Replacing Copyright, is it time?

Ars Technica, has a nice piece about a couple of efforts to replace the current copyright law with something much more enlightened.

Suggesting something new to replace it can be a harder job, and Litman turns her attention to that task in an unpublished new paper called “Real Copyright Reform” (PDF). Part of a spate of recent reform proposals (Public Knowledge is heading another high-profile effort, for example), Litman’s quest to reform the 1976 Copyright Act is, as she acknowledges, quixotic.

“None of these proposals is likely to attract serious attention from Congress or copyright lobbyists,” she writes. “Right now the copyright legislation playing field is completely controlled by its beneficiaries. They have persuaded Congress that it is pointless to try to enact copyright laws without their assent.”

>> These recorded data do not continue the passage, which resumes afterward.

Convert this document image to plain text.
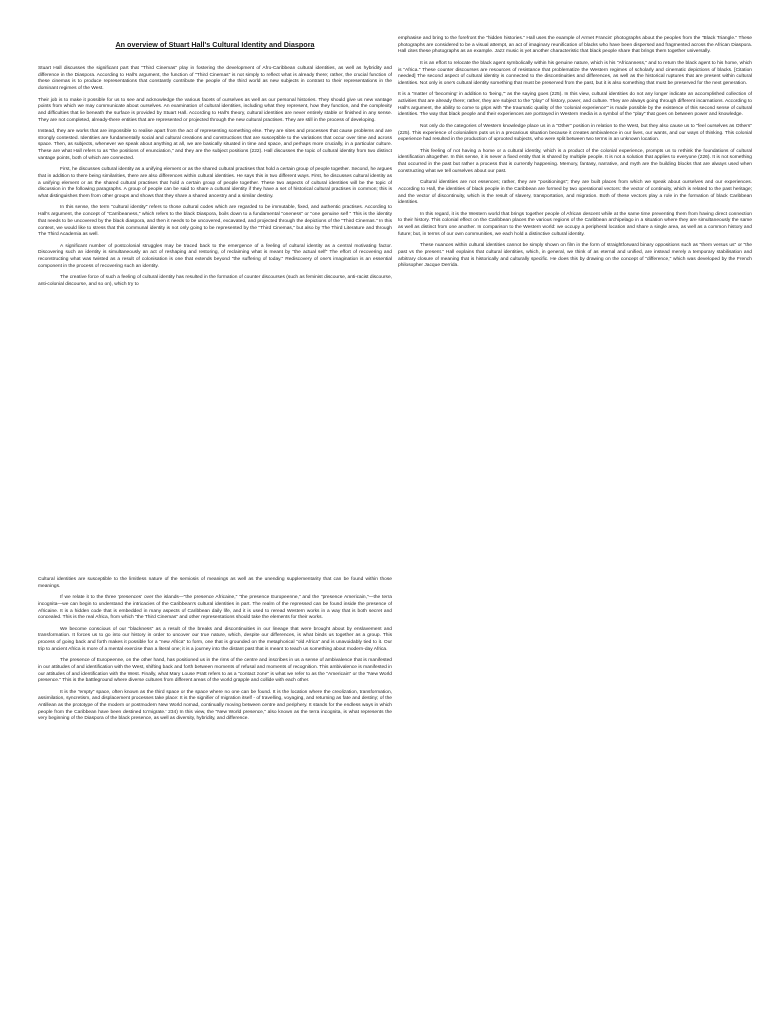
An overview of Stuart Hall's Cultural Identity and Diaspora

Stuart Hall discusses the significant part that "Third Cinemas" play in fostering the development of Afro-Caribbean cultural identities, as well as hybridity and difference in the Diaspora. According to Hall's argument, the function of "Third Cinemas" is not simply to reflect what is already there; rather, the crucial function of these cinemas is to produce representations that constantly contribute the people of the third world as new subjects in contrast to their representations in the dominant regimes of the West.

Their job is to make it possible for us to see and acknowledge the various facets of ourselves as well as our personal histories. They should give us new vantage points from which we may communicate about ourselves. An examination of cultural identities, including what they represent, how they function, and the complexity and difficulties that lie beneath the surface is provided by Stuart Hall. According to Hall's theory, cultural identities are never entirely stable or finished in any sense. They are not completed, already-there entities that are represented or projected through the new cultural practises. They are still in the process of developing.

Instead, they are works that are impossible to realise apart from the act of representing something else. They are sites and processes that cause problems and are strongly contested. Identities are fundamentally social and cultural creations and constructions that are susceptible to the variations that occur over time and across space. Then, as subjects, whenever we speak about anything at all, we are basically situated in time and space, and perhaps more crucially, in a particular culture. These are what Hall refers to as "the positions of enunciation," and they are the subject positions (222). Hall discusses the topic of cultural identity from two distinct vantage points, both of which are connected.

First, he discusses cultural identity as a unifying element or as the shared cultural practises that hold a certain group of people together. Second, he argues that in addition to there being similarities, there are also differences within cultural identities. He says this in two different ways. First, he discusses cultural identity as a unifying element or as the shared cultural practises that hold a certain group of people together. These two aspects of cultural identities will be the topic of discussion in the following paragraphs. A group of people can be said to share a cultural identity if they have a set of historical cultural practises in common; this is what distinguishes them from other groups and shows that they share a shared ancestry and a similar destiny.

In this sense, the term "cultural identity" refers to those cultural codes which are regarded to be immutable, fixed, and authentic practises. According to Hall's argument, the concept of "Carribeaness," which refers to the black Diaspora, boils down to a fundamental "oneness" or "one genuine self " This is the identity that needs to be uncovered by the black diaspora, and then it needs to be uncovered, excavated, and projected through the depictions of the "Third Cinemas." In this context, we would like to stress that this communal identity is not only going to be represented by the "Third Cinemas," but also by The Third Literature and through The Third Academia as well.

A significant number of postcolonial struggles may be traced back to the emergence of a feeling of cultural identity as a central motivating factor. Discovering such an identity is simultaneously an act of reshaping and restoring, of reclaiming what is meant by "the actual self" The effort of recovering and reconstructing what was twisted as a result of colonisation is one that extends beyond "the suffering of today." Rediscovery of one's imagination is an essential component in the process of recovering such an identity.

The creative force of such a feeling of cultural identity has resulted in the formation of counter discourses (such as feminist discourse, anti-racist discourse, anti-colonial discourse, and so on), which try to

emphasise and bring to the forefront the "hidden histories." Hall uses the example of Armet Francis' photographs about the peoples from the "Black Triangle." These photographs are considered to be a visual attempt, an act of imaginary reunification of blacks who have been dispersed and fragmented across the African Diaspora. Hall cites these photographs as an example. Jazz music is yet another characteristic that black people share that brings them together universally.

It is an effort to relocate the black agent symbolically within his genuine nature, which is his "Africanness," and to return the black agent to his home, which is "Africa." These counter discourses are resources of resistance that problematize the Western regimes of scholarly and cinematic depictions of blacks. [Citation needed] The second aspect of cultural identity is connected to the discontinuities and differences, as well as the historical ruptures that are present within cultural identities. Not only is one's cultural identity something that must be preserved from the past, but it is also something that must be preserved for the next generation.

It is a "matter of 'becoming' in addition to 'being,'" as the saying goes (225). In this view, cultural identities do not any longer indicate an accomplished collection of activities that are already there; rather, they are subject to the "play" of history, power, and culture. They are always going through different incarnations. According to Hall's argument, the ability to come to grips with "the traumatic quality of the 'colonial experience'" is made possible by the existence of this second sense of cultural identities. The way that black people and their experiences are portrayed in Western media is a symbol of the "play" that goes on between power and knowledge.

Not only do the categories of Western knowledge place us in a "Other" position in relation to the West, but they also cause us to "feel ourselves as Others" (225). This experience of colonialism puts us in a precarious situation because it creates ambivalence in our lives, our wants, and our ways of thinking. This colonial experience had resulted in the production of uprooted subjects, who were split between two terms in an unknown location.

This feeling of not having a home or a cultural identity, which is a product of the colonial experience, prompts us to rethink the foundations of cultural identification altogether. In this sense, it is never a fixed entity that is shared by multiple people. It is not a solution that applies to everyone (226). It is not something that occurred in the past but rather a process that is currently happening. Memory, fantasy, narrative, and myth are the building blocks that are always used when constructing what we tell ourselves about our past.

Cultural identities are not essences; rather, they are "positionings"; they are built places from which we speak about ourselves and our experiences. According to Hall, the identities of black people in the Caribbean are formed by two operational vectors: the vector of continuity, which is related to the past heritage; and the vector of discontinuity, which is the result of slavery, transportation, and migration. Both of these vectors play a role in the formation of black Caribbean identities.

In this regard, it is the Western world that brings together people of African descent while at the same time preventing them from having direct connection to their history. This colonial effect on the Caribbean places the various regions of the Caribbean archipelago in a situation where they are simultaneously the same as well as distinct from one another. In comparison to the Western world: we occupy a peripheral location and share a single area, as well as a common history and future; but, in terms of our own communities, we each hold a distinctive cultural identity.

These nuances within cultural identities cannot be simply shown on film in the form of straightforward binary oppositions such as "them versus us" or "the past vs the present." Hall explains that cultural identities, which, in general, we think of as eternal and unified, are instead merely a temporary stabilisation and arbitrary closure of meaning that is historically and culturally specific. He does this by drawing on the concept of "difference," which was developed by the French philosopher Jacque Derrida.

Cultural identities are susceptible to the limitless nature of the semiosis of meanings as well as the unending supplementarity that can be found within those meanings.

If we relate it to the three 'presences' over the islands—"the presence Africaine," "the presence Europeenne," and the "presence Americain,"—the terra incognita—we can begin to understand the intricacies of the Caribbean's cultural identities in part. The realm of the repressed can be found inside the presence of Africaine. It is a hidden code that is embedded in many aspects of Caribbean daily life, and it is used to reread Western works in a way that is both secret and concealed. This is the real Africa, from which "the Third Cinemas" and other representations should take the elements for their works.

We become conscious of our "blackness" as a result of the breaks and discontinuities in our lineage that were brought about by enslavement and transformation. It forces us to go into our history in order to uncover our true nature, which, despite our differences, is what binds us together as a group. This process of going back and forth makes it possible for a "new Africa" to form, one that is grounded on the metaphorical "old Africa" and is unavoidably tied to it. Our trip to ancient Africa is more of a mental exercise than a literal one; it is a journey into the distant past that is meant to teach us something about modern-day Africa.

The presence of Europeenne, on the other hand, has positioned us in the rims of the centre and inscribes in us a sense of ambivalence that is manifested in our attitudes of and identification with the West, shifting back and forth between moments of refusal and moments of recognition. This ambivalence is manifested in our attitudes of and identification with the West. Finally, what Mary Louse Pratt refers to as a "contact zone" is what we refer to as the "Americain" or the "New World presence." This is the battleground where diverse cultures from different areas of the world grapple and collide with each other.

It is the "empty" space, often known as the third space or the space where no one can be found. It is the location where the creolization, transformation, assimilation, syncretism, and displacement processes take place: It is the signifier of migration itself - of travelling, voyaging, and returning as fate and destiny; of the Antillean as the prototype of the modern or postmodern New World nomad, continually moving between centre and periphery. It stands for the endless ways in which people from the Caribbean have been destined to'migrate.' 234) In this view, the "New World presence," also known as the terra incognita, is what represents the very beginning of the Diaspora of the black presence, as well as diversity, hybridity, and difference.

Still, academics have never limited themselves to something as tawdry as “reality,” and Litman’s theoretical work here is no exception. Her entire reform proposal is based on a few key principles: returning power to both creators and consumers, radically simplifying the law so that people can understand it without a lawyer, and beating the record companies, publishers, and movie studios about the head with a shovel.

Who might object to that? The big distributors, for one, would probably not be pleased with any plan devoted to ousting “the current vested intermediaries from their control of pieces of copyright, and return that power to the creators.”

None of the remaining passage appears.